6. Tra un paio di settimane dovremo fare tutte i conti con noi stessi allo specchio. Le donne specialmente. In assenza di estetiste, parrucchiere, massaggiatori e per alcuni anche chirurghi estetici, in assenza di extension, ciglia e unghia finte, di tinture per capelli, scrub e massaggi, saremo più naturali che mai. Ci guarderemo riflesse e dovremo avere il coraggio di riconoscerci davvero per quelle che siamo senza alcun filtro o ritocco. Chi si piacerà ancora, sarà in pace con sé stessa più di quanto non lo sia mai stata. E per le donne sarà più dura, credetemi.

6. A volte penso a quando tutto questo finirà e che cosa farò il giorno in cui tutto tornerà normale. Riprenderò la mia vita come se nulla fosse successo? Abbraccerò i miei genitori e le mie nipoti allo stesso modo? Cambierò qualcosa nel mio modo di comportarmi?

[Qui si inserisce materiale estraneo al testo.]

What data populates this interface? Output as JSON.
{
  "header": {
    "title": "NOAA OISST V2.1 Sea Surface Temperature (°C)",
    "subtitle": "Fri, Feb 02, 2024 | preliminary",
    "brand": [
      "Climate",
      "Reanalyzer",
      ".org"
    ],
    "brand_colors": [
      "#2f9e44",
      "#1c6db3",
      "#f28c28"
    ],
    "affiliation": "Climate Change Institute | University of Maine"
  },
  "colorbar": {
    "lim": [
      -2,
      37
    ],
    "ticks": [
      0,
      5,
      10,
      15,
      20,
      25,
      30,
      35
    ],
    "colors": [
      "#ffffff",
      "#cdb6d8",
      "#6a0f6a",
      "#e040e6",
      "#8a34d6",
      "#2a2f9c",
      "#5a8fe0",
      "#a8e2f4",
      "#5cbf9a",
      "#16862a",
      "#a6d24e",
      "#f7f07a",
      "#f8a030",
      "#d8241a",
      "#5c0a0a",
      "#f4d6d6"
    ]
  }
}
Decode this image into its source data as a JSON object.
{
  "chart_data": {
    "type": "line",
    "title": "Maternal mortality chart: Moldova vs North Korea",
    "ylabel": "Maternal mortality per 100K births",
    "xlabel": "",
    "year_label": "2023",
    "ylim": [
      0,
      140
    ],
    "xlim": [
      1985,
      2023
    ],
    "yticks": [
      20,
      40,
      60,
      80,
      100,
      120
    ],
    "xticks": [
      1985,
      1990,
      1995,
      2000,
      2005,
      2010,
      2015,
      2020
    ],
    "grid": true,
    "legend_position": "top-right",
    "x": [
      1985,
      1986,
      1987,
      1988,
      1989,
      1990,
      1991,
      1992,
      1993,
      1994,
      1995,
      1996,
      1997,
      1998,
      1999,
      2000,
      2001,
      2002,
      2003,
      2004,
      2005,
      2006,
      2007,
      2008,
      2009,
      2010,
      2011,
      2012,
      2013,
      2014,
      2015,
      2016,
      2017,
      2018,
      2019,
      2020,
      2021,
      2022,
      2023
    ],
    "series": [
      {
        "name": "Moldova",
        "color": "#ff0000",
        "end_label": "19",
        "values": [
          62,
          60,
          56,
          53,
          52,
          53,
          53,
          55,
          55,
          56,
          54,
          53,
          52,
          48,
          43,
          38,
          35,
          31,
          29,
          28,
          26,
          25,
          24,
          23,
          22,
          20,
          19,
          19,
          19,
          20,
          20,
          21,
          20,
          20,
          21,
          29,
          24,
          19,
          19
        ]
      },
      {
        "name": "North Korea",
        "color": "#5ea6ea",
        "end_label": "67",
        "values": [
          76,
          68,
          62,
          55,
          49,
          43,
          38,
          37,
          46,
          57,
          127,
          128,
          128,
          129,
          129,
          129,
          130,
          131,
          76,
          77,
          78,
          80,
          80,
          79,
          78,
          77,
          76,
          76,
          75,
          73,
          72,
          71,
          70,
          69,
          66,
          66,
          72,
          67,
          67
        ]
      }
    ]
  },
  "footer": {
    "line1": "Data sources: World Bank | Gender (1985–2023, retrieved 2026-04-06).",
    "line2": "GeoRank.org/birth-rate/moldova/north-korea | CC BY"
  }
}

Io credo che non sarò più la stessa persona, quella che ero prima del 20 febbraio. Forse il cambiamento durerà poco e tornerò alla frenetica routine in un batter d'occhio ma temo non sarà così. Cambieremo tutti. Ognuno di noi avrà una memoria personale di quello che è stato. Tanto più tragica quanto più questo virus ci avrà toccato da vicino.
Ma potremmo, se lo vogliamo, essere migliori. Migliori dentro per le scelte che faremo, migliori fuori, nei nostri nuovi comportamenti con gli altri e con il mondo che ci circonda.
Cit. Ci vuole solo coraggio, o forse buon senso, per capire che le lezioni migliori sono di solito le più dure (Anthony Clifford Grayling).